LANGUAGE WARNING! (THIS POST CONTAINS LANGUAGE, as all my posts do, but this one, well, it contains language that some might consider offensive. If you consider it offensive, feel free to curse me out in the comments.)

Recently, there’s been a lot of talk about the power of words, whether you realize that’s what people are truly talking about or not. Words ARE powerful. Newscasters are saying things like ‘racial slurs’ instead of saying the word nigger. I wrote an article once about ‘The N-Word: Who Should Say It?” Historians should be able to use the word, because it’s history and without using it, no one knows what it is.

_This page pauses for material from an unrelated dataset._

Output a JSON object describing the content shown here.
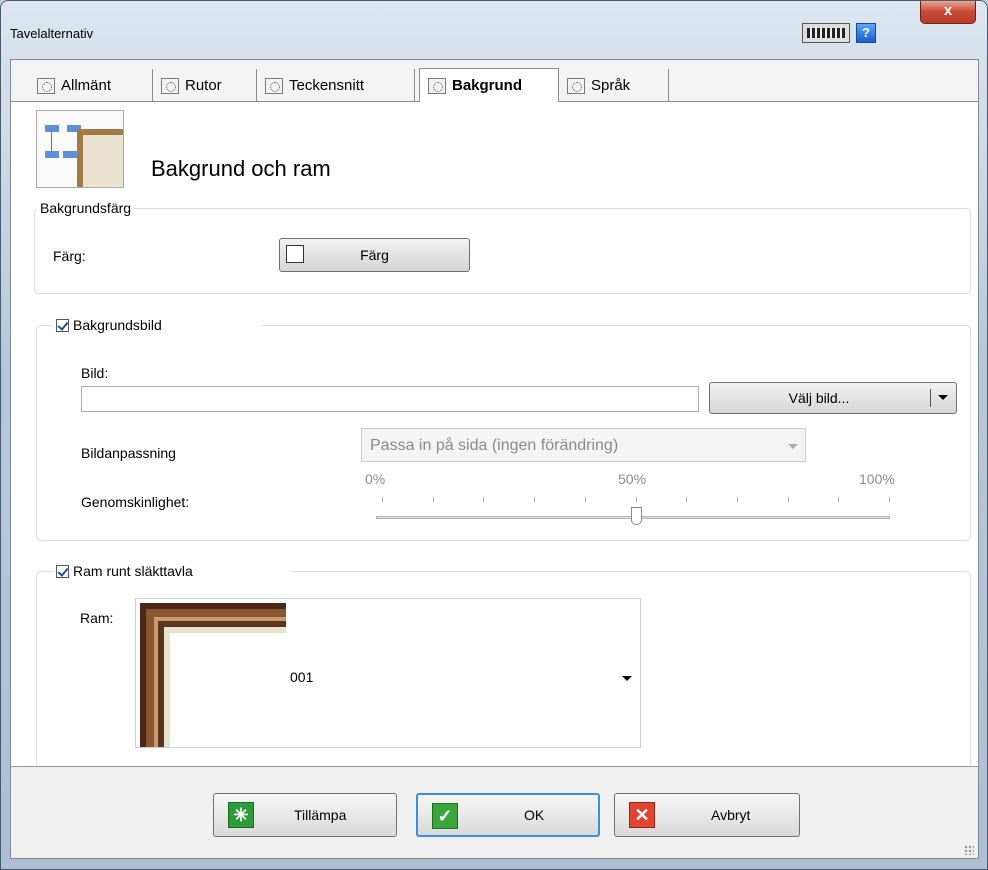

Should newscasters use the word? Well, that’s a tough one. It’s technically not included as a curse word, like fuck or shit would be, but to many (and I think I’m one of those), it’s more offensive than those words. Newscasters don’t say fuck or shit, even if they are quoting someone, they bleep that out, so should they be able to say nigger without bleeping it? This question has multiple answers depending on who you ask. Whoopi Goldberg, a black woman, says newscasters should say it if they are quoting and that saying “the N-word” makes it sound cute or funny, and it’s not. But then, on The View, the other black panelist said, paraphrasing here, that she doesn’t like it when a white person says it but it doesn’t bother her when a black person says it, and that includes using it in newscasts.

But in the end, it’s just a word...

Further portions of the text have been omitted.